Tenho razões para preferir o telefilme de 2000. A meu ver, ele é bem mais didático para quem, como eu, lança um olhar jurídico sobre o tema. As razões estão enunciadas na postagem anterior, cujo link já coloquei acima. Aqui, fiquei com a sensação de que o enfoque dado ao julgamento e as diversas passagens em que se mostrava a vida dos personagens (com ênfase para Frau Bertholt, interpretada por Marlene Dietrich) serviram para criar um clima algo romanceado, mais favorável ao tom moralista dado ao roteiro, que assume contornos nítidos durante o discurso do juiz Haywood, que culmina com o anúncio da condenação dos réus à prisão perpétua (não reclame de spoilers: são fatos históricos!). Tenho por justa a crítica porque o filme é de 1961, apenas 16 anos após o final da guerra, quando as feridas ainda eram muito mais sangrantes do que em fins do século XX. E também porque a Guerra Fria atormentava o mundo com todo o vigor, dando a receita para que um elenco estelar hollywoodiano contribuísse com a ideologia do governo daquele país.

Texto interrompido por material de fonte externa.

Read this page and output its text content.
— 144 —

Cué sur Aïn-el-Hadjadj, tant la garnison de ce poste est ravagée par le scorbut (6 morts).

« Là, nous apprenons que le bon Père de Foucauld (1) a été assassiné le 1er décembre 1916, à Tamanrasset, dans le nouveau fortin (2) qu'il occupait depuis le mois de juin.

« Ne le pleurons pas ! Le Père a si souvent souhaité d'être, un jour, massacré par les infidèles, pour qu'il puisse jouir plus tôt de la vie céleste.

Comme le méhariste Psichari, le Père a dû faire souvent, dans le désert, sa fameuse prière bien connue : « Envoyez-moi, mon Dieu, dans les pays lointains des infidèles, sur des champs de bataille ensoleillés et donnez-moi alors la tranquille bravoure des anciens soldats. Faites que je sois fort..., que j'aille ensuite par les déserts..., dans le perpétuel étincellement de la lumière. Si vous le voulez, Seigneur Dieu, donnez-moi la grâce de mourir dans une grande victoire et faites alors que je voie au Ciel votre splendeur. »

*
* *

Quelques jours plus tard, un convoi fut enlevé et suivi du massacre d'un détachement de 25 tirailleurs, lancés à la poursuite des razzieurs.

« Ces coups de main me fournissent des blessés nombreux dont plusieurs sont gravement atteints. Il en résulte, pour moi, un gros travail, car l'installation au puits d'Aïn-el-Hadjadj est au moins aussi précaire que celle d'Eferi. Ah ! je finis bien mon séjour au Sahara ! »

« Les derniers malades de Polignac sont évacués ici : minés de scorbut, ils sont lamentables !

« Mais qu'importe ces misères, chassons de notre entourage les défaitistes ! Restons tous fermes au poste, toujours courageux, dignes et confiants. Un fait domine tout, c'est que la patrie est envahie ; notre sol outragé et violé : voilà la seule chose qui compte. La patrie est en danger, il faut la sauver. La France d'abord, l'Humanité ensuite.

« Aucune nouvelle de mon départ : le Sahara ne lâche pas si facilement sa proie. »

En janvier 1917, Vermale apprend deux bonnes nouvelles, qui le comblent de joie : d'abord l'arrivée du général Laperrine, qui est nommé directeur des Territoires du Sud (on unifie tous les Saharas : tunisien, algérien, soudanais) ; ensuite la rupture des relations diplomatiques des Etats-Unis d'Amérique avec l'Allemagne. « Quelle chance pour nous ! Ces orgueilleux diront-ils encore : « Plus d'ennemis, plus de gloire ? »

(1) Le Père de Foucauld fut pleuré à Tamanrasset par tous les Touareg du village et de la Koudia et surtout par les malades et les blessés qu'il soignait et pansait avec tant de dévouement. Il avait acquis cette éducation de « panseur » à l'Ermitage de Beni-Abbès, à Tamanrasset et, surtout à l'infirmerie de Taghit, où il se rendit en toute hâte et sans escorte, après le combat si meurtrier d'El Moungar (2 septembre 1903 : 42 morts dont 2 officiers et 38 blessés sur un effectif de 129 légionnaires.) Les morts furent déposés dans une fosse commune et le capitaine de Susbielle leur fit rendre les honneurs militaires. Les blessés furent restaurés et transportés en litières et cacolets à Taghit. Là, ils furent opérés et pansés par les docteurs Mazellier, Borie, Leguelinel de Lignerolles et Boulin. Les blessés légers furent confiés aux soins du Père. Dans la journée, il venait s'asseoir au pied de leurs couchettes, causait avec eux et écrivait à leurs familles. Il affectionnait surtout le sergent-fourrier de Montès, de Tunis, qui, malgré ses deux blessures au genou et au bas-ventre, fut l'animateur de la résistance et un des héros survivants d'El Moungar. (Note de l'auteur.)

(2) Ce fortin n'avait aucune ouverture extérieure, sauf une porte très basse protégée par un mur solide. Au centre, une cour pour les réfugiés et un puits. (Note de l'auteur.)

O filme, sem dúvida, é muito bom, devendo-se tributar às limitações técnicas da época os efeitos sonoros esquisitos e as horríveis montagens sempre que aparecia alguém dirigindo. Quanto à linguagem arrastada, o interesse em destacar amenidades e a descrição pontual de aspectos factuais secundários do julgamento (testes de fones de ouvido, p. ex.), tributa-se a um temperamento mais sereno dos cineastas daquele tempo, cientes de que o seu público não tinha a urgência que hoje nos domina, obrigando-nos a objetivar, resumir, priorizar tudo, porque não há tempo nem vontade de pensar em detalhes. Quanto mais em causas e consequências.

1 A contagem se refere ao tempo que levei para ver o filme de 1961, após ter visto o telefilme de 2000.